Why is $\omega$-consistency needed in Gödel's original Incompleteness proof?

The issue is already present in step 1. Consistency is not a strong enough assumption on the theory to guarantee that the provability relation is representable.

For example, if $T$ is taken to be $\text{PA} + \lnot\text{Con}(PA)$, which is not $\omega$-consistent, then we have $T \vdash \text{Pvbl}_T(\phi)$ for all $\phi$, but $T$ is consistent, so for many $\phi$ we also have $T \not \vdash \phi$. Thus we do not have the whole scheme $T \vdash \phi \Leftrightarrow T \vdash \text{Pvbl}_T(\phi)$, as claimed by (1).

The source of confusion may be that you seem to be quantifying over predicates when you write "a predicate $PRV_F$ exists s.t. $F \vdash A \Leftrightarrow F \vdash PRV_F(A)$". In fact we construct a specific predicate $\text{Pvbl}$ in order to derive scheme (1) from the question.

In order to show that $T \vdash A$ implies $T \vdash \text{Pvbl}(A)$, which is part of showing that $\text{Pvbl}$ does represent the provability relation, we rely on $\text{Pvbl}$ being the actual provability predicate, so that we can transform any derivation of $A$ into a derivation of $\text{Pvbl}(A)$.

Similarly, in showing that $T \vdash \text{Pvbl}(A)$ implies $T \vdash A$, we use the $\omega$-consistency of $T$ to know that, if $T \vdash \text{Pvbl}(A)$ then there is actually a natural number $n$ that codes a derivation of $A$ from $T$.

You may be thinking of general results that show that certain theories are able to represent every computable set, or weakly represent every r.e. set. It is true that the representability of the provability relation follows from these general results. But the proofs of these general results also assume that the theory is $\omega$-consistent, or at least $1$-consistent, not just that the theory is consistent.


Since I had some issues with this topic, too, I would like to share my thoughts on it.

Notice, that I use $\color{red}{red}$ whenever the so denoted things are meant to be syntactic ones. This was (and remains) to me always the key to get things clear: in which "world" are these objects I'm thinking about?

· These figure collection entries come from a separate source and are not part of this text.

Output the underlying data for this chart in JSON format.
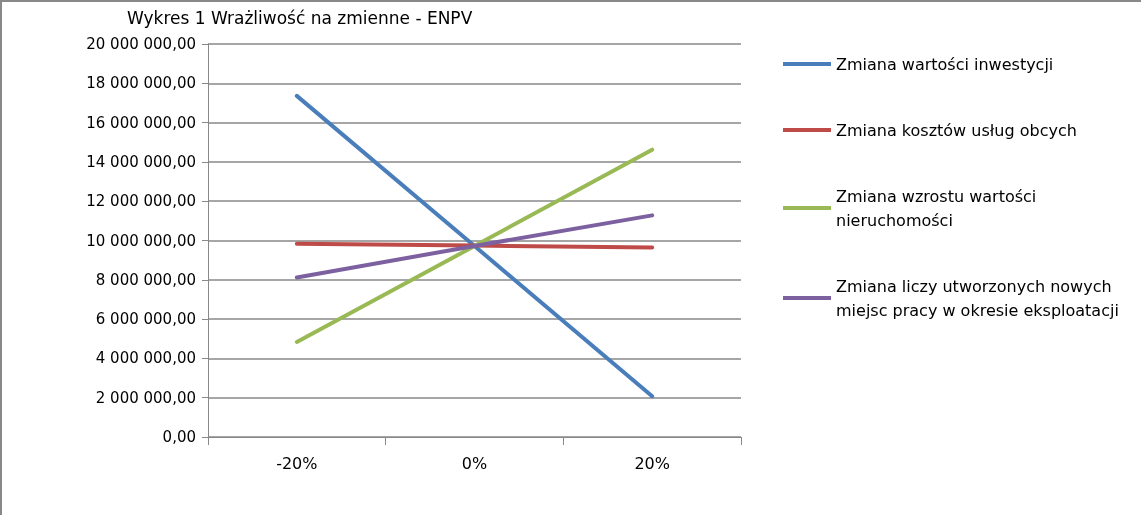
{
  "chart_data": {
    "type": "line",
    "title": "Wykres 1 Wrażliwość na zmienne - ENPV",
    "categories": [
      "-20%",
      "0%",
      "20%"
    ],
    "series": [
      {
        "name": "Zmiana wartości inwestycji",
        "color": "#4a7ebb",
        "values": [
          17360000,
          9720000,
          2070000
        ]
      },
      {
        "name": "Zmiana kosztów usług obcych",
        "color": "#be4b48",
        "values": [
          9830000,
          9740000,
          9650000
        ]
      },
      {
        "name": "Zmiana wzrostu wartości nieruchomości",
        "color": "#98b954",
        "values": [
          4840000,
          9720000,
          14620000
        ]
      },
      {
        "name": "Zmiana liczy utworzonych nowych miejsc pracy w okresie eksploatacji",
        "color": "#7d60a0",
        "values": [
          8120000,
          9720000,
          11280000
        ]
      }
    ],
    "ylim": [
      0,
      20000000
    ],
    "yticks": [
      {
        "value": 0,
        "label": "0,00"
      },
      {
        "value": 2000000,
        "label": "2 000 000,00"
      },
      {
        "value": 4000000,
        "label": "4 000 000,00"
      },
      {
        "value": 6000000,
        "label": "6 000 000,00"
      },
      {
        "value": 8000000,
        "label": "8 000 000,00"
      },
      {
        "value": 10000000,
        "label": "10 000 000,00"
      },
      {
        "value": 12000000,
        "label": "12 000 000,00"
      },
      {
        "value": 14000000,
        "label": "14 000 000,00"
      },
      {
        "value": 16000000,
        "label": "16 000 000,00"
      },
      {
        "value": 18000000,
        "label": "18 000 000,00"
      },
      {
        "value": 20000000,
        "label": "20 000 000,00"
      }
    ],
    "grid": "y",
    "legend": "right",
    "marker": "none",
    "line_style": "solid"
  }
}
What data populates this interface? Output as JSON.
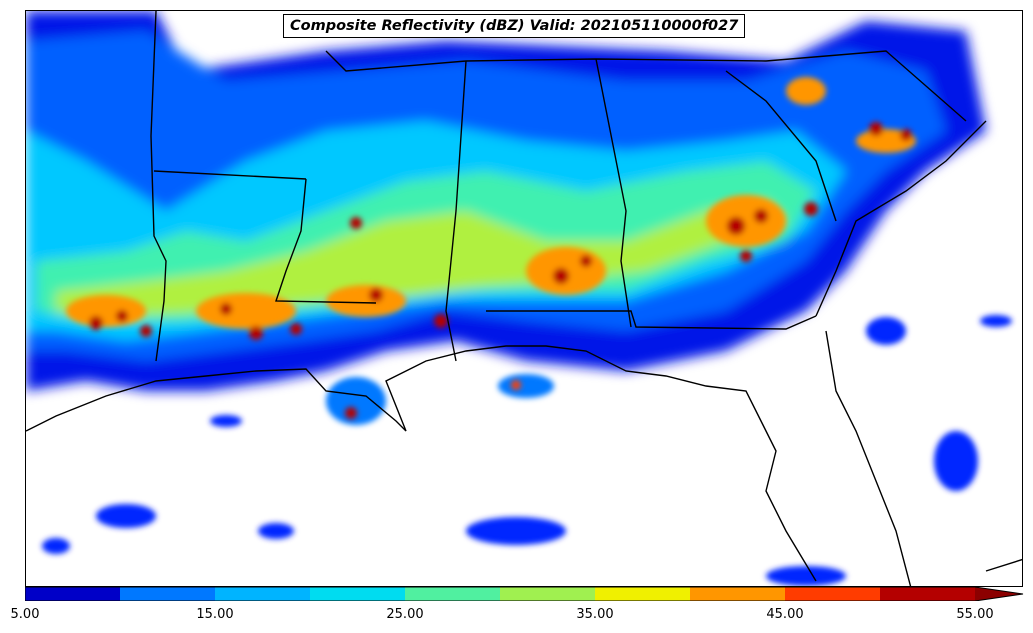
{
  "title": "Composite Reflectivity (dBZ) Valid: 202105110000f027",
  "colorbar": {
    "levels": [
      5,
      10,
      15,
      20,
      25,
      30,
      35,
      40,
      45,
      50,
      55
    ],
    "colors": [
      "#0000c8",
      "#0028ff",
      "#0078ff",
      "#00b4ff",
      "#00dcf0",
      "#50f0a0",
      "#a0f050",
      "#f0f000",
      "#ff9600",
      "#ff3c00",
      "#b40000"
    ],
    "extend_color": "#8c0000",
    "tick_labels": [
      "5.00",
      "15.00",
      "25.00",
      "35.00",
      "45.00",
      "55.00"
    ]
  },
  "map": {
    "region": "Southeastern United States and northern Gulf of Mexico",
    "field": "Composite Reflectivity",
    "units": "dBZ",
    "background": "#ffffff",
    "boundary_color": "#000000"
  }
}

1. There are two different predicates involved:

First, one construct the proof-predicate $Pr_F(x,y)$ in the recursive world, which states that $x$ codes a proof (in $F$ with the Hilbert Calculus) for the formula which is coded by $y$. This is strongly representable in $F$, hence, there is a formula $\color{red}{Pr_F}$ such that:

$$\begin{align}Pr_F(x,y) &\Leftrightarrow F\vdash \color{red}{Pr_F(\overline{x},\overline{y})}\\\neg Pr_F(x,y)&\Leftrightarrow F \vdash\color{red}{\neg Pr_F(\overline x,\overline y)}\end{align}$$

Now, what we are interested in is more: we want to say that some formula is provable, i.e. that there is a proof. So, second, we define the provable-predicate in the first-order language world:

$$\color{red}{P_F(y)\leftrightarrow\exists x . Pr_F(x,y)}$$

Now, what you've stated in (1) holds for $Pr_F$, but it makes no sense to state such a property for $\color{red}{P_F}$, since this is just a formula, but not a primitive recursive predicate. Even more: if we would like to define it as a primitive recursive predicate (at first, then get it via representability into the syntactic world), we couldn't, since there is an unbound quantifier involved!

2. These predicates aren't equivalent in $F$

What we have now is the following:

$$\begin{align} F \vdash \color{red}\phi &\Longleftrightarrow \text{exists closed term $\color{red}{t}$, such that }F\vdash\color{red}{Pr_F(t,\ulcorner\phi\urcorner)}\\&\Longrightarrow F\vdash\color{red}{P_F(\ulcorner\phi\urcorner)}\end{align}$$

but the other direction does not need to hold. You can see it clearly here, what we would need is a closed term $\color{red}t$.

Consider the following note: The quantifiers range over the hole universe, but not every element in the universe must be expressible within the given language. (If you find some time, there are pretty simple examples you could construct. The most obvious is of course the language with one constant symbol, etc.)

Now, $\omega$-consistency to the rescue gets us the $\color{red}t$.

3. A historical note

Although Gödel's original proof assumed $\omega$-consistency it had its effect already on the community. So it shouldn't be overrated, it's more a small taint.